Figure10. Enrichment Analysis: You should set up the p-value and q-value cut off before enrichment analysis, and you can select your interested ontology(MF, CC, BP) of GO enrichment. The enriched genes are up regulation and down regulation in DEG, and their enrichment results(up regulation, down regulation and all DEG) are showed in different pages of main panel. These results are demonstrated with bar plot and dot plot.

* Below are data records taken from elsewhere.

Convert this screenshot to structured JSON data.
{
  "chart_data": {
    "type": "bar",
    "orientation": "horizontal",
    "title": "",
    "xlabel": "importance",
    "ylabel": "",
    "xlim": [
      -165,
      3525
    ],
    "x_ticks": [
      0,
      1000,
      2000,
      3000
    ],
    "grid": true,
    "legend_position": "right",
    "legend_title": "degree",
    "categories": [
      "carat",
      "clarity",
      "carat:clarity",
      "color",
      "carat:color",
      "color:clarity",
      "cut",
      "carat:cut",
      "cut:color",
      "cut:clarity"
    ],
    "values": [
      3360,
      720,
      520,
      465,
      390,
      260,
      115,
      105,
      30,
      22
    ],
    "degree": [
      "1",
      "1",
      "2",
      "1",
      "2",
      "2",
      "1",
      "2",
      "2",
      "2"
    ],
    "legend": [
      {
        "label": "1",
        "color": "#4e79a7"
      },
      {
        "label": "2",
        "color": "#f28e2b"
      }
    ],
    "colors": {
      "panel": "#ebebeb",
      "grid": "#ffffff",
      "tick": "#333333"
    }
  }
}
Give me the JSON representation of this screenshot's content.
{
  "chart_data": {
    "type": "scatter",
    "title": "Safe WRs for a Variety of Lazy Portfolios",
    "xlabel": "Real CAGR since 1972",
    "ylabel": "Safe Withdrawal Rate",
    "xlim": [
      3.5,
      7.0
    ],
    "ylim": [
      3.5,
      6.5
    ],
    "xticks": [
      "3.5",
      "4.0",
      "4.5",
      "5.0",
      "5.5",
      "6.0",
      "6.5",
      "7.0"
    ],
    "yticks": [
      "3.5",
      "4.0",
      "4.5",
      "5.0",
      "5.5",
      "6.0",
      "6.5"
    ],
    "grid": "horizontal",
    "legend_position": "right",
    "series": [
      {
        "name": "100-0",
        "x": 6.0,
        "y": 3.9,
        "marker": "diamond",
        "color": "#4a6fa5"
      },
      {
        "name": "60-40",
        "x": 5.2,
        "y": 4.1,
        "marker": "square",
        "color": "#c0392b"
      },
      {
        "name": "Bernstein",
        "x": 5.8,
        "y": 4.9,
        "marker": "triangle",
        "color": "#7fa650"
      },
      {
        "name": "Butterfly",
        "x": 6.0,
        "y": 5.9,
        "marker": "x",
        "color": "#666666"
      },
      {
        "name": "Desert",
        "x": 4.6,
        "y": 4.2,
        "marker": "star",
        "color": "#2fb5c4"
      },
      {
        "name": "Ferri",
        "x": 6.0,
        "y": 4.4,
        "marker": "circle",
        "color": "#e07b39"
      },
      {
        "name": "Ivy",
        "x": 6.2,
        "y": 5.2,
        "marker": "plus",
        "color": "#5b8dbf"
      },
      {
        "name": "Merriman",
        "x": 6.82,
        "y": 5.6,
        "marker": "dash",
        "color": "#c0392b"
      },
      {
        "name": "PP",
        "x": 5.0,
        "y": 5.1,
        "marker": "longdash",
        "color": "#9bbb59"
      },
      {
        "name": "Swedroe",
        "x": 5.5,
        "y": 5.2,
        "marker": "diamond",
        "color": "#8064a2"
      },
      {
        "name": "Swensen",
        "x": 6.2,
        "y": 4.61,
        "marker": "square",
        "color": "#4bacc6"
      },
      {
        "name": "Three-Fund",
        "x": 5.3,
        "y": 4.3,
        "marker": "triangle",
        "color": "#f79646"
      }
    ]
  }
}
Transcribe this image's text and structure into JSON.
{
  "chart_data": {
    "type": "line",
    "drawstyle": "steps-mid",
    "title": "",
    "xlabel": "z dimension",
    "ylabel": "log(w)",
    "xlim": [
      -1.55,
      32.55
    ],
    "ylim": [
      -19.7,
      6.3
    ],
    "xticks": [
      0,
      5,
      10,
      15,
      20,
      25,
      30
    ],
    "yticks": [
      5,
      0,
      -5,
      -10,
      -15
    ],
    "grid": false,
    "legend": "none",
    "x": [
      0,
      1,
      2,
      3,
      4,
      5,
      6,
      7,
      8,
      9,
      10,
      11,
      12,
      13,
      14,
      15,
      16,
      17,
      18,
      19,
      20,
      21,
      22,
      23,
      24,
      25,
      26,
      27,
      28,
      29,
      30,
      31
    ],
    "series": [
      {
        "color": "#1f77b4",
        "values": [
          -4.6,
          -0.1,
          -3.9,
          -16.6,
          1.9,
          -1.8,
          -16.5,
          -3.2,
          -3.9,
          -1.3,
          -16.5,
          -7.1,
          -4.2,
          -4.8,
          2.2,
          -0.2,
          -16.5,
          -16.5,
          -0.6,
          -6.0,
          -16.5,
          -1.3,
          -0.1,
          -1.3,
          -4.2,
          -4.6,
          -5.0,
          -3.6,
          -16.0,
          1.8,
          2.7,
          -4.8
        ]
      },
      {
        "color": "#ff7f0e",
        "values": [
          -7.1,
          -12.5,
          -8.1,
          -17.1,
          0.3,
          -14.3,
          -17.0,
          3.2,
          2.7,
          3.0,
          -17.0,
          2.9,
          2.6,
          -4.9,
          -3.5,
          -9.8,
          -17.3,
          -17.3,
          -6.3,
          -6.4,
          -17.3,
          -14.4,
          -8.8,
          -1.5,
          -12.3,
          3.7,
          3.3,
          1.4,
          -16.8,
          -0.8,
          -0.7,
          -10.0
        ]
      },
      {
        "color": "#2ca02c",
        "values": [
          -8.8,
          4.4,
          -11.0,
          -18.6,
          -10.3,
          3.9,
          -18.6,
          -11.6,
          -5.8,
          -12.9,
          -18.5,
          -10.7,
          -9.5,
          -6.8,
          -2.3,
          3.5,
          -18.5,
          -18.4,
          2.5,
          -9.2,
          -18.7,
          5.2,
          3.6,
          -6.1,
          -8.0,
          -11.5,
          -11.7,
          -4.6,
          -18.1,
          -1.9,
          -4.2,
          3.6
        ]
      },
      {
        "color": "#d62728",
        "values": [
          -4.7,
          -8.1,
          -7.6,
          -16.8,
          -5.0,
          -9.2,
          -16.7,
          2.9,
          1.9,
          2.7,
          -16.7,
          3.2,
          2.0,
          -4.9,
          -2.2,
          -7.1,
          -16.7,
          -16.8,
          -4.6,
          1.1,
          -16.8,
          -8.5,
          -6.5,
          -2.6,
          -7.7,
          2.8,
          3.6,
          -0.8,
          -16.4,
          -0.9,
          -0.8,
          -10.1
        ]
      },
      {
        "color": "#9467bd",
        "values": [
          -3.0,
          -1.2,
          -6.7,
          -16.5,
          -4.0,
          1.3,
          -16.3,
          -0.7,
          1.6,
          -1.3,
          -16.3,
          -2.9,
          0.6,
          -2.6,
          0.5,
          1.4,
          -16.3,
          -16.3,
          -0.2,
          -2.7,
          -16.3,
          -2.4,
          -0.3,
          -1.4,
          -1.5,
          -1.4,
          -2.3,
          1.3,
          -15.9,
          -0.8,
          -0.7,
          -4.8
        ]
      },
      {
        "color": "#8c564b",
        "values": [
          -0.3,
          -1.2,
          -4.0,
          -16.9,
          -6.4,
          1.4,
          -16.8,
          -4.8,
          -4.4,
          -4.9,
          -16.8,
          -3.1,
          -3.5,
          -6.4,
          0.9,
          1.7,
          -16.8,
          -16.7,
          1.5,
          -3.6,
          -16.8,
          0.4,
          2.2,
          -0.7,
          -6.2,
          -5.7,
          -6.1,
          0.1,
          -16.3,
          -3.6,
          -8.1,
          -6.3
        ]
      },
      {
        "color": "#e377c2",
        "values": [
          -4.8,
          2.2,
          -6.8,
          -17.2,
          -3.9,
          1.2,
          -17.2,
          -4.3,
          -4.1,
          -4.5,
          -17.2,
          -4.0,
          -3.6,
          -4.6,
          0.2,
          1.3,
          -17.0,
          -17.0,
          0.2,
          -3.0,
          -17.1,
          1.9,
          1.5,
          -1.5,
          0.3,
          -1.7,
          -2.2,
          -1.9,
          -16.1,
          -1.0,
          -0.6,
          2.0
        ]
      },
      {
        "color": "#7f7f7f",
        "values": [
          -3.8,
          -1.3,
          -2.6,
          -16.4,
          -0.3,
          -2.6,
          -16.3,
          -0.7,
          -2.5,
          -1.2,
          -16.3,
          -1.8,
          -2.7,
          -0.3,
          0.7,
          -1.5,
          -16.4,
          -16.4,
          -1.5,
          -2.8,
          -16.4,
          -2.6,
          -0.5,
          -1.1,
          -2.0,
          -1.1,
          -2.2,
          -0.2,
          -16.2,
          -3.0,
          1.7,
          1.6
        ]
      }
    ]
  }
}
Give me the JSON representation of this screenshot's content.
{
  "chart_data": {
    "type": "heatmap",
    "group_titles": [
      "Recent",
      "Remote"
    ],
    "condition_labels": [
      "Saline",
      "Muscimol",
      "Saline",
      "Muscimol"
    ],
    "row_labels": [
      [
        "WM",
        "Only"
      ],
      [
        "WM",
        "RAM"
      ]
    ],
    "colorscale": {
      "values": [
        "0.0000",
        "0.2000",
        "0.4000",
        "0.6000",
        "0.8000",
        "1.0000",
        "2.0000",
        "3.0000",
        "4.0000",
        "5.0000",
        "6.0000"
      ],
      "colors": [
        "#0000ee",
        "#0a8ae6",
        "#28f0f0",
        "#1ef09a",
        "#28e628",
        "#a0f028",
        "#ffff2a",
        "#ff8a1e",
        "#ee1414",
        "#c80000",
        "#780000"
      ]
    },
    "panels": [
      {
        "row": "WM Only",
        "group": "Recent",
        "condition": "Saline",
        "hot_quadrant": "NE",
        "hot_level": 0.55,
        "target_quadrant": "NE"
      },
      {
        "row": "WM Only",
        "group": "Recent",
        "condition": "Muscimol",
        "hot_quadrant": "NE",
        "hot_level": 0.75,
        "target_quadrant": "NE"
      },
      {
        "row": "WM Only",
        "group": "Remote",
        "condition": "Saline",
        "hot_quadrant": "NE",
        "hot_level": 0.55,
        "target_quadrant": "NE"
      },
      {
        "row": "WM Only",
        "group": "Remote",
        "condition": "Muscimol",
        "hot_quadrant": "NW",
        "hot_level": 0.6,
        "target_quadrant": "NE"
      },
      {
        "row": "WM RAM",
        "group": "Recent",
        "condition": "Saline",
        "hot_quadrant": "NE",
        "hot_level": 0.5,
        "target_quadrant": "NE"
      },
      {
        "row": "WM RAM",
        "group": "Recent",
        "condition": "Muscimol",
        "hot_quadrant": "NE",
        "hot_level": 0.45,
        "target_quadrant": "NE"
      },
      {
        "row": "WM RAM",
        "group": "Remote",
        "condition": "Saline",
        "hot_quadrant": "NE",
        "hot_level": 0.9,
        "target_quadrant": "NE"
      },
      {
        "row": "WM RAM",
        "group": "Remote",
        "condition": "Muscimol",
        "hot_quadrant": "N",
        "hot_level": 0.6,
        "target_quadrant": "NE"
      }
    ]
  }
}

ARMT can calculate the correlation between any continuous variable factors of integration data, such as TPM and GSVA score. The result is demonstrated in main panel with correlation coefficient matrix and heat map, and it can be descreened by p-value and correlation coefficient(r, Spearman or Pearson).
Figure11. ARMT can calculate correlation coefficient of each pair-factors.
Figure12. ARMT can calculate correlation coefficient between two list of factors.
If the integrated data is grouped by 'Group Column', ARMT can calculate correlation in each group of data by using single factor or all factors in the list 'Factor1'.Figure13. For each group of data, the correlation coefficient between single factor and 'Factor2' list is put together in one result, and the single factor name is replaced by group name in correlation matrix. It is a case of pan-cancer correlation analysis.
Figure14. When all factors in 'Factor1' is demonstrated, you can choose one result of multiple groups in sidebar panel to show in main panel.
In corporation with 'maftools', ARMT can visualize the gene mutation in .maf file. There are two plot modes: Maftools Summary and Self-defined. The number of top mutant genes plot out can be set in sidebar panel.
Figure15. Maftools Summary: ARMT can plot the maf summary and illustrate the enrichment of known Oncogenic Signaling Pathways in TCGA cohorts. It is also supported to draw the oncoplot of interested pathway completely.
In Self-defined mode, ARMT can plot the map for any genes or genesets, and the mutation types (deletion, insert, SNV) can be specified.Figure16
Figure16. Plot for genes: About the specific genes, ARMT can plot out the VAF, and...
Figure17. Plot for genesets: Input the gmt file, ARMT shows the enrichment of mutation, and can plot a oncoplot of specific genesets.
The input data of ARMT include geneset, gene expression matrix, gene mutation, GSVA score matrix and clinical information.
In 'Data' page, the geneset file(.csv, Figure3) is used to create .gmt file, and the .gmt file is the main format of geneset input.
For gene expression, the counts matrix can be normalized to TPM matrix in ARMT.
Figure18. Counts matrix must be in a .csv file. The row name is gene Ensembl ID and the column name is the sample ID. It is used to normalization and differential analysis.
Figure19. TPM matrix must be in a .csv file. The row names is gene symbol ID and the column names is the sample ID. It can be integrated with other data.
To get the mutation information, ARMT requires standard .maf file like the mutation annotation format file in TCGA.
The GSVA score matrix can be obtained in 'Normalization&GSVA' page.
Figure20. The GSVA score is saved in a matrix of .csv file. The row name is the sample ID, and the column name is geneset name.
The TCGA clinical information can be obtained in 'Data' page.
Figure21. The clinical data must be in a .csv file, and the row name is sample ID and column name is sample characteristic. Any information about samples in this format file can be input as clinical data.
In 'example' folder, we have uploaded some example file to illustrate the input format of above data.